Unlike previous occasions, I really only have three titles I want to mention.  That's not to say there are very few games I'm looking forward to...far from it.  The problem, rather, is I've already talked about most of my eagerly anticipated releases in previously posted lists.  Why do games I'm interested in get delayed so much?  Anyone remember a game called Routine?  How about Ghost Song?'s what I got; a trio of titles firmly set to debut in the first quarter of next year.

For me, the Resident Evil 2 remake announcement trailer was the most exciting thing to come out of E3 2018.  As I've already gone on record saying in a previous blogpost (link), I played the original RE2 quite a bit - unlocking everything and completing all but the tofu speedrun challenge.  The remake looks to have what made the original so great, plus a bunch of improvements - most notably in the graphics department.  Other than that, tweaks and changes to the layout and story have sparked my curiosity.  I remember the events of my PSX version playthrough of the game pretty well so anything that might catch me off-guard or defy expectations would be a welcome surprise.

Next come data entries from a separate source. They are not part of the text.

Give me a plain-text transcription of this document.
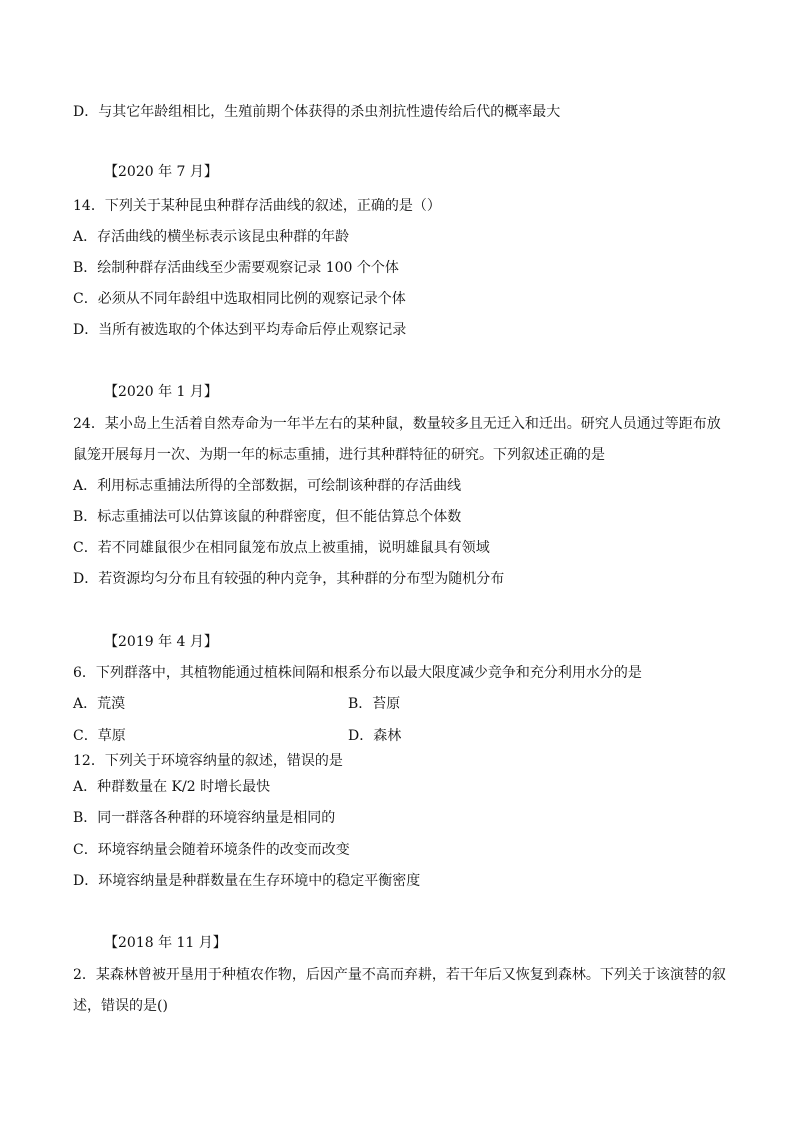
D．与其它年龄组相比，生殖前期个体获得的杀虫剂抗性遗传给后代的概率最大
【2020 年 7 月】
14．下列关于某种昆虫种群存活曲线的叙述，正确的是（）
A．存活曲线的横坐标表示该昆虫种群的年龄
B．绘制种群存活曲线至少需要观察记录 100 个个体
C．必须从不同年龄组中选取相同比例的观察记录个体
D．当所有被选取的个体达到平均寿命后停止观察记录
【2020 年 1 月】
24．某小岛上生活着自然寿命为一年半左右的某种鼠，数量较多且无迁入和迁出。研究人员通过等距布放
鼠笼开展每月一次、为期一年的标志重捕，进行其种群特征的研究。下列叙述正确的是
A．利用标志重捕法所得的全部数据，可绘制该种群的存活曲线
B．标志重捕法可以估算该鼠的种群密度，但不能估算总个体数
C．若不同雄鼠很少在相同鼠笼布放点上被重捕，说明雄鼠具有领域
D．若资源均匀分布且有较强的种内竞争，其种群的分布型为随机分布
【2019 年 4 月】
6．下列群落中，其植物能通过植株间隔和根系分布以最大限度减少竞争和充分利用水分的是
A．荒漠	B．苔原
C．草原	D．森林
12．下列关于环境容纳量的叙述，错误的是
A．种群数量在 K/2 时增长最快
B．同一群落各种群的环境容纳量是相同的
C．环境容纳量会随着环境条件的改变而改变
D．环境容纳量是种群数量在生存环境中的稳定平衡密度
【2018 年 11 月】
2．某森林曾被开垦用于种植农作物，后因产量不高而弃耕，若干年后又恢复到森林。下列关于该演替的叙
述，错误的是()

As a fan of the awkwardly labeled Soulsborne collection of third-person action RPGs, it's probably no surprise that I'm really excited to play Sekiro: Shadows Die Twice.  I really liked the changes/improvements made to the formula in Bloodborne, and had a hard time going back to the seemingly dated mechanics of Dark Souls 3.  Since Sekiro is leaning toward innovation rather than nostalgia, it's easy to see why I'm especially looking forward to the role of a shinobi in quasi-mythical Feudal Japan.  Sure Nioh and Ghosts of Tsushima are similarly themed, but I have no doubt that Miyazaki Hidetaka and his team at From Software will pit their own distinct spin on the concept.

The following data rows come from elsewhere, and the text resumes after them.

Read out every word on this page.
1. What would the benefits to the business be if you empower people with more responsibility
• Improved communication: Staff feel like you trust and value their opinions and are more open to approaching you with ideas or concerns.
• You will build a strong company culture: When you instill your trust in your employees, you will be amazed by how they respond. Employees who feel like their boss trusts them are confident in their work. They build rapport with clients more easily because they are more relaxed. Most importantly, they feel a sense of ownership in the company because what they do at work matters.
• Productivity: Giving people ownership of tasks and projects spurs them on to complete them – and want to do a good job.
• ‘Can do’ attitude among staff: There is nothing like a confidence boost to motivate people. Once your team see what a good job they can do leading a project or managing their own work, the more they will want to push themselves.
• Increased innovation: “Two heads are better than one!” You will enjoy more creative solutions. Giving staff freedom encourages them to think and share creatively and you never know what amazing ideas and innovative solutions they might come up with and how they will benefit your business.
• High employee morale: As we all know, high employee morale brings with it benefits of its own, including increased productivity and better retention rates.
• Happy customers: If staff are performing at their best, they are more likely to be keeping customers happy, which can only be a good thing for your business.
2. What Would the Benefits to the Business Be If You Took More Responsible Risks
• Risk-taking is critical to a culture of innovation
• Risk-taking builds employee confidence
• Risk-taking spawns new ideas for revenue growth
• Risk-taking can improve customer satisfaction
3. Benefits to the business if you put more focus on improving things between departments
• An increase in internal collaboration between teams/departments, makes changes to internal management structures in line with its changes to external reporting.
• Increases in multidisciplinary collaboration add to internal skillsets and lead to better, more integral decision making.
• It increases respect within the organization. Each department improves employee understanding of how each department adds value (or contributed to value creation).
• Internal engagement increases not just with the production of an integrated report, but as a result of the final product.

Last on the list is Wargroove.  I was a fan of the Advanced Wars series on the GBA and DS.  I'm also a little sad that the franchise died out after the fittingly named (in hindsight) Days of RuinTiny Metal appeared to be a spiritual successor of sorts, but ultimately fell short of the mark.  Thankfully, all is not lost because there is a fantasy spin-off in the works with the odd-sounding name Wargroove.  Originally slated for a 2018 release, this turn-based strategy game has been delayed until January for what I hope is some fine tuning and polish.  Oh...and it's for the Nintendo Switch.